OGH 3Ob159/03h

3Ob159/03hTribunal supérieur25 juin 2003

Texte intégral

OGH 3Ob159/03h

  • Dokumenttyp: Entscheidungstext
  • Entscheidungsdatum: 25.06.2003

Kopf

Der Oberste Gerichtshof hat durch den Senatspräsidenten des Obersten Gerichtshofs Dr. Schiemer als Vorsitzenden sowie die Hofräte des Obersten Gerichtshofs Dr. Graf, Dr. Pimmer, Dr. Zechner und Dr. Sailer als weitere Richter in der Exekutionssache der führenden betreibenden Partei G*****-AG, *****, vertreten durch Dr. Thomas Juen, Rechtsanwalt in Innsbruck, und anderer betreibender Parteien, hier der viertbetreibenden Partei Bank ***** AG, , vertreten durch Dr. Lisbeth Lass und Dr.
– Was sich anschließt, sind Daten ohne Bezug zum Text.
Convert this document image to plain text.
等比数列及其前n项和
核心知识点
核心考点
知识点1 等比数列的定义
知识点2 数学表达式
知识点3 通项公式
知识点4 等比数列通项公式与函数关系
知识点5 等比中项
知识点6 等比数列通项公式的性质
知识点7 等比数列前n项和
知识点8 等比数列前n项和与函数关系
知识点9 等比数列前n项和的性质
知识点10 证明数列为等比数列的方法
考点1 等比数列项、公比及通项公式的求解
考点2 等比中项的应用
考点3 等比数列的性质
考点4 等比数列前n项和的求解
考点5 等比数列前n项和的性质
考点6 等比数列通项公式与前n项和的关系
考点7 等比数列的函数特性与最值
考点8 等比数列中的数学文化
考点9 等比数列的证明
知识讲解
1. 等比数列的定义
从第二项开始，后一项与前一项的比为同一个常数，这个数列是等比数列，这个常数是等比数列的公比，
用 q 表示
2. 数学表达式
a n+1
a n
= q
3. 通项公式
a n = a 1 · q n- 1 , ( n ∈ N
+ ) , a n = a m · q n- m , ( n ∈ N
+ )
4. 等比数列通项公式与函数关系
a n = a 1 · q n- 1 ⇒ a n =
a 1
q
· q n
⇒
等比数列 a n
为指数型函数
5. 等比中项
Hans Christian Lass, Rechtsanwälte in Innsbruck, wider die verpflichtete Partei Erich A, wegen 15.141,96 EUR sA, infolge Revisionsrekurses der viertbetreibenden Partei gegen den Beschluss des Landesgerichts Innsbruck als Rekursgericht vom 11. März 2003, GZ 1 R 56/03x-14, in der Fassung des Berichtigungsbeschlusses vom 12. Mai 2003, AZ 1 R 56/03x, womit der Rekurs der viertbetreibenden Partei gegen den Beschluss des Bezirksgerichts Hall in Tirol vom 23. Dezember 2002, GZ 2 E 4579/02i-11, in der Fassung des Berichtigungsbeschlusses vom 15. Jänner 2003, GZ 2 E 4579//02i-13, zurückgewiesen wurde, den Beschluss

gefasst:

Spruch

Dem Revisionsrekurs wird Folge gegeben.

Der angefochtene Beschluss wird aufgehoben und dem Rekursgericht die Sachentscheidung über den Rekurs der viertbetreibenden Partei unter Abstandnahme vom gebrauchten Zurückweisungsgrund aufgetragen. Die Kosten des Revisionsrekurses sind weitere Kosten des Rekursverfahrens.

Begründung

Begründung:

Der Beschluss des Erstgerichts vom 23. Dezember 2002 ON 11 wurde den Rechtsvertretern der viertbetreibenden Partei am 27. Dezember 2002 zugestellt. Das Rekursgericht wies den von der viertbetreibenden Partei dagegen erhobenen, vom Erstgericht mit dem Vermerk "PA 13. 1. 2003" versehenen Rekurs mit dem angefochtenen Beschluss als verspätet zurück und ließ - zunächst - den ordentlichen Revisionsrekurs nicht zu. Infolge eines Abänderungsantrags der viertbetreibenden Partei, welche durch Vorlage eines Postaufgabescheins nachwies, dass sie den Rekurs am 10. (und nicht am 13.) Jänner 2003 zur Post gegeben hatte, ließ das Rekursgericht mit Beschluss vom 12. Mai 2003 den ordentlichen Revisionsrekurs nachträglich zu.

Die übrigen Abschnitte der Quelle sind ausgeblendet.